最近では古き良きを好む若年層の方も増えていることから、和風スタイルを好む方に年齢の基準は少なくなっています。
配色は1色塗りが多いため、基調色はベージュ系にした場合、アクセント色も近い色を活用することがポイントです。
また、和風の家づくりは外壁と内装に大きな違いを生むと不自然になってしまうため、畳屋障子といった伝統を継承した昔ながらの空間がある戸建ての方におすすめです
ぬりかえ専門館がおすすめする!意匠性抜群の多彩塗装
多彩仕上げ塗装とは、、家の外壁がサイディング材である時に、一色での塗料で塗装するのではなく、多彩模様塗料と言った塗料を用いて塗装を行う工法のことです。

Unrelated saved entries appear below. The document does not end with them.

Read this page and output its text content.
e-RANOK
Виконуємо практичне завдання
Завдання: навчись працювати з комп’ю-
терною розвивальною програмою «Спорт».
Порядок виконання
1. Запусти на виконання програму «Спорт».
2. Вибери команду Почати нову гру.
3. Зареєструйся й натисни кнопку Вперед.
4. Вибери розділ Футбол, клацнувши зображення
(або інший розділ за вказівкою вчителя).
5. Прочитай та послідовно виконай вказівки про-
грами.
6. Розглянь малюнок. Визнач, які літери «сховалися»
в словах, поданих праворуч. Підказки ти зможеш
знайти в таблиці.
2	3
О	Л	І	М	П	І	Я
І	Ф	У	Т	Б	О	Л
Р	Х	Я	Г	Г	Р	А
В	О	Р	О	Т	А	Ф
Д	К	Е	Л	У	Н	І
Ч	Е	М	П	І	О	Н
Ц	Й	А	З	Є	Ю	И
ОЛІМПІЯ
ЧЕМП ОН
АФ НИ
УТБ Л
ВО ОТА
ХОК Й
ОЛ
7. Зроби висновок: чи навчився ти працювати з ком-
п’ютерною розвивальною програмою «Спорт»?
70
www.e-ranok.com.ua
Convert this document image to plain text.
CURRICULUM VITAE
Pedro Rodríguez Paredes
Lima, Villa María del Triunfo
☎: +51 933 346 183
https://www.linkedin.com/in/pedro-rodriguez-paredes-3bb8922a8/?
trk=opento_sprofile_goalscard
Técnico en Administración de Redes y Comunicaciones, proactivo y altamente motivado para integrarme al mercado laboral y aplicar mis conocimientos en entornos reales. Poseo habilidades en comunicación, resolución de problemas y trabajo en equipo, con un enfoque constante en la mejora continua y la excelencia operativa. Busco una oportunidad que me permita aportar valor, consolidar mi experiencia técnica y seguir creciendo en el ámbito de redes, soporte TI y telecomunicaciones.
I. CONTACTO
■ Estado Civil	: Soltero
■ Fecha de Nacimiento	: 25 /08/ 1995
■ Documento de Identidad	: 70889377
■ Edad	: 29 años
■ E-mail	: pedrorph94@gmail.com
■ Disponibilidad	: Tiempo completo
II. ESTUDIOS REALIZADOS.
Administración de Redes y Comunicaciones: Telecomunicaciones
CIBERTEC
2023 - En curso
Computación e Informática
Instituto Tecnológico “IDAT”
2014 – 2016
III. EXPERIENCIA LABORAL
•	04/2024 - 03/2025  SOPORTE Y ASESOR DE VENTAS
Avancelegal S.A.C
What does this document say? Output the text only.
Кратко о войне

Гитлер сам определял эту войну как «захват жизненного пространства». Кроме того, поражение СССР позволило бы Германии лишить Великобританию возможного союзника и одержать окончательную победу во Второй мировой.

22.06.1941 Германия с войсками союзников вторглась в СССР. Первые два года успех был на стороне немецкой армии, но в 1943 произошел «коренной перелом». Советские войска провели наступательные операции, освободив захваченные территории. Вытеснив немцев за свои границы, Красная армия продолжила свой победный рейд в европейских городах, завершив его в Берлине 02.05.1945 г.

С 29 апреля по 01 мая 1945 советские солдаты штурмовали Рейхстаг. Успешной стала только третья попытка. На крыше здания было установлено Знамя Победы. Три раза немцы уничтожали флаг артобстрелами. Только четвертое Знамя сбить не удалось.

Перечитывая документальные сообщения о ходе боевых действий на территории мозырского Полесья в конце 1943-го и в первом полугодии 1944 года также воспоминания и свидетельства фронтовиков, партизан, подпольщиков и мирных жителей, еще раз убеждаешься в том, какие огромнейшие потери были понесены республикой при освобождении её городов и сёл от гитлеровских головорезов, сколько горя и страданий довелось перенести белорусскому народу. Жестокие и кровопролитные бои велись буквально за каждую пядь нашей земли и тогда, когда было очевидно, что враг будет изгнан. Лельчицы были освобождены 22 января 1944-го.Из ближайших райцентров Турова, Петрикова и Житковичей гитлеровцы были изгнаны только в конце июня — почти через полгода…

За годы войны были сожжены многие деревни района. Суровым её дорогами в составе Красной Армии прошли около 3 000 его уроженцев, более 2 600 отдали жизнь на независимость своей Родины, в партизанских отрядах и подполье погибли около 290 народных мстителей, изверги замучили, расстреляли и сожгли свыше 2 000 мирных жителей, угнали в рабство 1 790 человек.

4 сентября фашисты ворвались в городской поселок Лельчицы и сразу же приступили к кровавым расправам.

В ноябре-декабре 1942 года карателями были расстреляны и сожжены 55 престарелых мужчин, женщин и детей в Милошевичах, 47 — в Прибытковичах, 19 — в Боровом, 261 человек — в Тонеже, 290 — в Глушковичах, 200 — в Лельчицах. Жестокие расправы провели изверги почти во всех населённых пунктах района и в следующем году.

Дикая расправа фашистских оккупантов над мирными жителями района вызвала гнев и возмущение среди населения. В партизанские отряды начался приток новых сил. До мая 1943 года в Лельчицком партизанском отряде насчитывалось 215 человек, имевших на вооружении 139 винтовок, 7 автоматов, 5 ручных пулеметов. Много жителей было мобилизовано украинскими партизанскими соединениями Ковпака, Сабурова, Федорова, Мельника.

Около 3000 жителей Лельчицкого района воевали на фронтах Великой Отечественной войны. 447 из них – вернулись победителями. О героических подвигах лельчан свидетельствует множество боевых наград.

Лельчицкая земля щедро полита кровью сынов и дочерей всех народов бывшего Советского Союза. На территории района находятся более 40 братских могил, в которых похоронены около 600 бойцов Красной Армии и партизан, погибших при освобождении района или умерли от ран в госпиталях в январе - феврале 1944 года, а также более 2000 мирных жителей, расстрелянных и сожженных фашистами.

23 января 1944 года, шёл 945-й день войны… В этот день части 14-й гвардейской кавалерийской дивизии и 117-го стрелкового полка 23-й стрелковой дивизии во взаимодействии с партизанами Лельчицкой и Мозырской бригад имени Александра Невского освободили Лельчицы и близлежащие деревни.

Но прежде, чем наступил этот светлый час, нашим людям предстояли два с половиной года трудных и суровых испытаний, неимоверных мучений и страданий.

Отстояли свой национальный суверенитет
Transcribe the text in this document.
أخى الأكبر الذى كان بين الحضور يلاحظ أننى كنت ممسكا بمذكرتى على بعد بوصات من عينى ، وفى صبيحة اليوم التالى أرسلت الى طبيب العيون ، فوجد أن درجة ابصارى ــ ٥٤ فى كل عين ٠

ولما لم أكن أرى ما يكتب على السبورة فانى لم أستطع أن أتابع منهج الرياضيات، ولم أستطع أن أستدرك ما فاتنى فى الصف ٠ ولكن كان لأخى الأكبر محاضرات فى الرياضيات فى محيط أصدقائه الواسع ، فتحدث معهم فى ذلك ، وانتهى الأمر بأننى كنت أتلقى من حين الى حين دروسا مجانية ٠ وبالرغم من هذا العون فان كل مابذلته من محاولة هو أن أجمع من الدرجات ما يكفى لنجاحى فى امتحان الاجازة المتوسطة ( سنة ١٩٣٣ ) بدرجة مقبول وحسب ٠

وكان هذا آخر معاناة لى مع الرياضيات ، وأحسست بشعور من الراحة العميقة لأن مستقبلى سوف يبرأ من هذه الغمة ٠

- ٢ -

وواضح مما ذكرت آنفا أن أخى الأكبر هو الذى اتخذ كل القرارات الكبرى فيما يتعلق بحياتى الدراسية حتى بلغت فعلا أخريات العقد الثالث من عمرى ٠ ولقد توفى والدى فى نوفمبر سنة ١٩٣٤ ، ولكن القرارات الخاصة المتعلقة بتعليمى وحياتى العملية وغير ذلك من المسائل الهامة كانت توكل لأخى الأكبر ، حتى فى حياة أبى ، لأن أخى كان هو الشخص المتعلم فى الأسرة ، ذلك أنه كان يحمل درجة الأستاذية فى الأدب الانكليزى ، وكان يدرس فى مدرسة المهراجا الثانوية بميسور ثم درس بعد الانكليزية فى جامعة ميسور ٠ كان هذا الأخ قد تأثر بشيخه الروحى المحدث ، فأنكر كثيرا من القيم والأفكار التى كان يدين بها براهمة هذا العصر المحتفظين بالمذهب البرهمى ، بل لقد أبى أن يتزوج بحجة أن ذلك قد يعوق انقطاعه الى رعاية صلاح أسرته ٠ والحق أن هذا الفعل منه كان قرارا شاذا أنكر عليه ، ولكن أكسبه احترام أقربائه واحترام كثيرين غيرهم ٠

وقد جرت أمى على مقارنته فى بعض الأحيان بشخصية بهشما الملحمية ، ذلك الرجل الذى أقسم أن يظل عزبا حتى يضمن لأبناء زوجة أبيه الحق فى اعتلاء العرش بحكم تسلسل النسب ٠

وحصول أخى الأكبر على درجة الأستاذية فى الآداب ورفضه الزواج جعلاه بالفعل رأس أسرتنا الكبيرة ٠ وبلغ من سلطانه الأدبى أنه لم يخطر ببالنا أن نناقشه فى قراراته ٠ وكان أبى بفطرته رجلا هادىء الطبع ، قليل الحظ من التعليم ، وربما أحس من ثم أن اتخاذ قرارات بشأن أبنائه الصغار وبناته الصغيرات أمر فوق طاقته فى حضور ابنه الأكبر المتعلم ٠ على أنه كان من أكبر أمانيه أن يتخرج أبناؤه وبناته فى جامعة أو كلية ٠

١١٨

一色での塗装ではなく、2〜3色を用いて柄を作り上げるため、高い意匠性と重厚感のある仕上がりになることから、上品な仕上がりを演出することができます。
天然石の様に多彩ないろどりで外壁をデザイン
色決めで業者間と起こる可能性が高いトラブル
外壁塗装で起こる可能性が高いのは、見本の色と違う色になったというトラブルです。なぜこのようなことが起こるかというと、カラー見本帳などで見ている色は小さいです。しかし、家の壁は面積が大きいです。小さい面積と大きい面積では見え方が違います。同じように晴れの日と曇りの日でも見え方が違うので、気を付ける必要があります。
トラブルが起こらないように・・・
では、外壁工事で見本と色が違う・思っていたのと違うとならないためにどうすればいいかですが、実際に行われている有効な方法は2つあります。
・同じ塗料や色で塗られた家を見に行く
・自分の家の施工中に色を何回も確かめる
先ほども説明しましたが、見本は面積が小さく、面積が広い家の壁では、違う色に見えることがあります。
なので、実際に同じ色で塗られている家を、担当者と一緒に見に行きます。
施工店でよくこの方法を行っていて、この方法で「思っていたイメージとの違う」というトラブルが減ったようです。
もう1つは、塗装工事中に色の確認を行うことです。こまめに確認すると、早い段階で、思っていたのと違うと気づけるからです。
少しでもなんか違うかもと思ったら、現場の方や担当者の人と確認して、話し合う方がいいでしょう。
外壁塗装は数年・数十年に1度なので、できあがった家を見て、思ったのと違うなんて思いたくないですよね?
色を決めるのに時間も労力もかかり、なかなかすぐには答えをだせないかと思います。
カラーシミュレーションサイトなどを上手く利用して、外壁の色のイメージができるようにしてみてください。
そして、外壁工事の担当者の方とよく話し合って、後悔のない外壁塗装の色選びをしましょう。
本記事では失敗だけは避けたい外壁塗装の色決めについて解説しました。外壁の塗り替え時期が近づいてきているという方は、ぜひ参考にしてください。